GlaxoSmithKline Plc (GSK), the U.K.’s biggest drugmaker, will probably agree to take a majority stake in its Nigeria business after suspending the plan four months ago, according to the head of the Lagos-based company.
“Our focus is that if it has to be done and when it is done, it’s done right,” Chidi Okoro, chief executive officer of GlaxoSmithKline Consumer Nigeria Plc (GLAXOSMI), said in a Nov. 24 interview in Lagos, the commercial capital. “The plan is only suspended. It certainly will come up at some stage.”
GlaxoSmithKline in July postponed a $97 million move to raise its stake in the Nigerian business to 80 percent from 46.4 percent in order to further consult with shareholders and the country’s regulator. The parties couldn’t agree on a price for the shares after the market value increased during negotiations, Okoro said on July 23. Glaxo said in November 2012 it would pay 48 naira a share for the stake, compared with its value of 64.80 naira in Lagos yesterday, having gained 44 percent in 2013.
GlaxoSmithKline London-based spokesman Simon Steel declined to comment further than a statement on July 22, which said Glaxo’s proposal to increase its stake in the Nigerian business will be withdrawn. It said in November it would buy about 321 million shares for 15.4 billion naira ($97 million). A deal at 64.80 naira per share would cost 20.8 billion naira.
Nigerian shareholders considered the price offered by Glaxo unfair and asked for a deal at the prevailing market value, Standard Shareholders Association of Nigeria, which represents minority shareholders, said at the time. Although the London-based company has yet to reach an agreement, “Glaxo has strong interest in investing in Nigeria,” Okoro said.

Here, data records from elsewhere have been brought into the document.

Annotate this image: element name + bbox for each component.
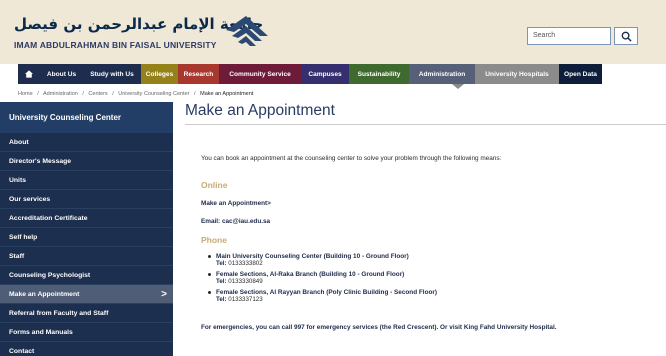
sidebar-item-make-an-appointment[interactable]: Make an Appointment > xyxy=(0,285,173,304)
breadcrumb-current: Make an Appointment xyxy=(200,91,254,97)
breadcrumb-separator: / xyxy=(112,91,114,97)
sidebar-item-directors-message[interactable]: Director's Message xyxy=(0,152,173,171)
nav-open-data[interactable]: Open Data xyxy=(559,64,602,84)
search-icon xyxy=(621,31,632,42)
phone-number[interactable]: 0133333802 xyxy=(228,260,262,267)
nav-sustainability[interactable]: Sustainability xyxy=(349,64,409,84)
sidebar-item-about[interactable]: About xyxy=(0,133,173,152)
site-header: جامعة الإمام عبدالرحمن بن فيصل IMAM ABDU… xyxy=(0,0,666,64)
breadcrumb-separator: / xyxy=(82,91,84,97)
online-heading: Online xyxy=(201,180,228,190)
main-navigation: About Us Study with Us Colleges Research… xyxy=(18,64,664,84)
sidebar-item-referral[interactable]: Referral from Faculty and Staff xyxy=(0,304,173,323)
search-input[interactable]: Search xyxy=(527,27,611,45)
sidebar-item-accreditation-certificate[interactable]: Accreditation Certificate xyxy=(0,209,173,228)
nav-community-service[interactable]: Community Service xyxy=(219,64,301,84)
sidebar-item-self-help[interactable]: Self help xyxy=(0,228,173,247)
nav-active-indicator xyxy=(452,84,464,89)
chevron-right-icon: > xyxy=(161,289,167,300)
nav-home[interactable] xyxy=(18,64,40,84)
sidebar-item-counseling-psychologist[interactable]: Counseling Psychologist xyxy=(0,266,173,285)
breadcrumb-home[interactable]: Home xyxy=(18,91,33,97)
sidebar: University Counseling Center About Direc… xyxy=(0,102,173,356)
phone-number[interactable]: 0133337123 xyxy=(228,296,262,303)
nav-study-with-us[interactable]: Study with Us xyxy=(83,64,141,84)
branch-phone: Tel: 0133333802 xyxy=(216,260,437,267)
branch-name: Main University Counseling Center (Build… xyxy=(216,253,409,260)
tel-label: Tel: xyxy=(216,260,227,267)
search-button[interactable] xyxy=(614,27,638,45)
phone-list: Main University Counseling Center (Build… xyxy=(207,253,437,307)
sidebar-item-staff[interactable]: Staff xyxy=(0,247,173,266)
nav-administration[interactable]: Administration xyxy=(409,64,475,84)
nav-about-us[interactable]: About Us xyxy=(40,64,83,84)
breadcrumb: Home / Administration / Centers / Univer… xyxy=(18,91,256,97)
branch-phone: Tel: 0133337123 xyxy=(216,296,437,303)
email-link[interactable]: Email: cac@iau.edu.sa xyxy=(201,218,270,225)
tel-label: Tel: xyxy=(216,296,227,303)
sidebar-item-our-services[interactable]: Our services xyxy=(0,190,173,209)
home-icon xyxy=(25,70,33,78)
sidebar-item-forms-and-manuals[interactable]: Forms and Manuals xyxy=(0,323,173,342)
breadcrumb-separator: / xyxy=(194,91,196,97)
intro-text: You can book an appointment at the couns… xyxy=(201,155,502,162)
nav-colleges[interactable]: Colleges xyxy=(141,64,178,84)
sidebar-header[interactable]: University Counseling Center xyxy=(0,102,173,133)
phone-heading: Phone xyxy=(201,235,227,245)
breadcrumb-separator: / xyxy=(37,91,39,97)
page-title: Make an Appointment xyxy=(185,102,335,119)
emergency-note: For emergencies, you can call 997 for em… xyxy=(201,324,557,331)
sidebar-item-label: Make an Appointment xyxy=(9,290,80,298)
nav-research[interactable]: Research xyxy=(178,64,219,84)
breadcrumb-administration[interactable]: Administration xyxy=(43,91,78,97)
breadcrumb-counseling-center[interactable]: University Counseling Center xyxy=(118,91,189,97)
list-item: Female Sections, Al Rayyan Branch (Poly … xyxy=(207,289,437,303)
breadcrumb-centers[interactable]: Centers xyxy=(88,91,107,97)
make-appointment-link[interactable]: Make an Appointment> xyxy=(201,200,271,207)
logo-english-text[interactable]: IMAM ABDULRAHMAN BIN FAISAL UNIVERSITY xyxy=(14,40,217,50)
nav-campuses[interactable]: Campuses xyxy=(301,64,349,84)
tel-label: Tel: xyxy=(216,278,227,285)
phone-number[interactable]: 0133330849 xyxy=(228,278,262,285)
title-divider xyxy=(185,124,666,125)
nav-university-hospitals[interactable]: University Hospitals xyxy=(475,64,559,84)
branch-phone: Tel: 0133330849 xyxy=(216,278,437,285)
branch-name: Female Sections, Al Rayyan Branch (Poly … xyxy=(216,289,437,296)
list-item: Female Sections, Al-Raka Branch (Buildin… xyxy=(207,271,437,285)
list-item: Main University Counseling Center (Build… xyxy=(207,253,437,267)
university-logo-icon[interactable] xyxy=(226,16,268,50)
sidebar-item-contact[interactable]: Contact xyxy=(0,342,173,356)
sidebar-item-units[interactable]: Units xyxy=(0,171,173,190)
branch-name: Female Sections, Al-Raka Branch (Buildin… xyxy=(216,271,405,278)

Glaxo wants to increase its exposure to Nigeria to take advantage of rising consumer spending in Africa’s most populous nation, where 2013 economic growth is expected to be 6.5 percent, according to the median estimate of 12 economists surveyed by Bloomberg.
GlaxoSmithKline Consumer Nigeria plans to complete a deal with Tokyo-based Suntory Beverage & Food Ltd. (2587) to continue to manufacture and produce Lucozade and Ribena brands in the country, although an accord could lead to a 3 percent to 4 percent decline in operating margin over 2014 and 2015, according to Okoro. The brands accounted for more than half of GSK Nigeria’s sales and operating profit in 2012, he said.

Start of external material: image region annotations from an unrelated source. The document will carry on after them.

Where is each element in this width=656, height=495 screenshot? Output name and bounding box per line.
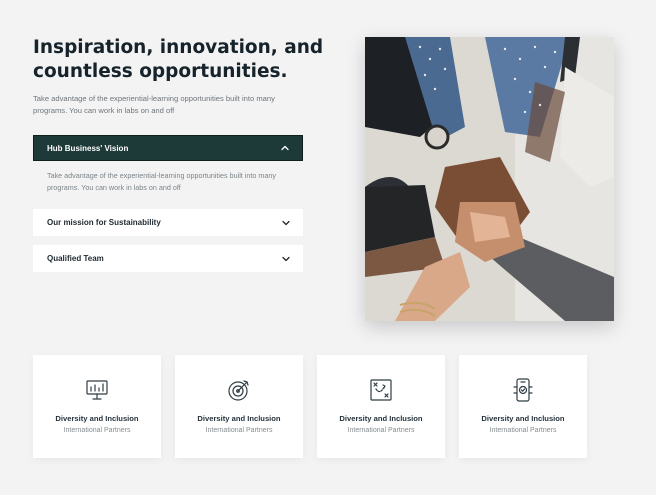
team-hands-stack-photo [365,37,614,321]
card-title: Diversity and Inclusion [55,414,139,423]
card-subtitle: International Partners [63,427,131,434]
accordion-item-vision[interactable]: Hub Business' Vision [33,135,303,161]
feature-card[interactable]: Diversity and Inclusion International Pa… [317,355,445,458]
phone-check-icon [510,377,536,403]
accordion-item-label: Hub Business' Vision [47,143,129,153]
card-subtitle: International Partners [347,427,415,434]
card-title: Diversity and Inclusion [481,414,565,423]
card-title: Diversity and Inclusion [339,414,423,423]
target-arrow-icon [226,377,252,403]
chevron-down-icon [282,220,290,225]
card-subtitle: International Partners [205,427,273,434]
feature-card[interactable]: Diversity and Inclusion International Pa… [33,355,161,458]
presentation-chart-icon [84,377,110,403]
chevron-up-icon [281,145,289,151]
card-title: Diversity and Inclusion [197,414,281,423]
accordion-body-text: Take advantage of the experiential-learn… [47,171,276,192]
accordion-item-label: Our mission for Sustainability [47,218,161,227]
accordion-item-sustainability[interactable]: Our mission for Sustainability [33,209,303,236]
feature-card[interactable]: Diversity and Inclusion International Pa… [459,355,587,458]
strategy-board-icon [368,377,394,403]
feature-card[interactable]: Diversity and Inclusion International Pa… [175,355,303,458]
chevron-down-icon [282,256,290,261]
intro-text: Take advantage of the experiential-learn… [33,94,275,115]
page-title: Inspiration, innovation, and countless o… [33,37,324,82]
card-subtitle: International Partners [489,427,557,434]
accordion-item-qualified-team[interactable]: Qualified Team [33,245,303,272]
accordion-item-label: Qualified Team [47,254,104,263]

Glaxo said Sept. 9 it sold Lucozade and Ribena to Suntory for 1.35 billion pounds ($2.19 billion) as the Japanese company seeks to expand outside its domestic market.
“We need to get into the relationship to know how it impacts on our products and income,” Okoro said. “Our priority is to make sure that consumers continue to get the two brands.”
Glaxo Nigeria may introduce new products next year to boost volume in sub-Saharan Africa’s second biggest economy amid plans to increase sales of other brands including Sensodyne toothpaste, Horlicks drinks, and Panadol painkillers, Okoro said.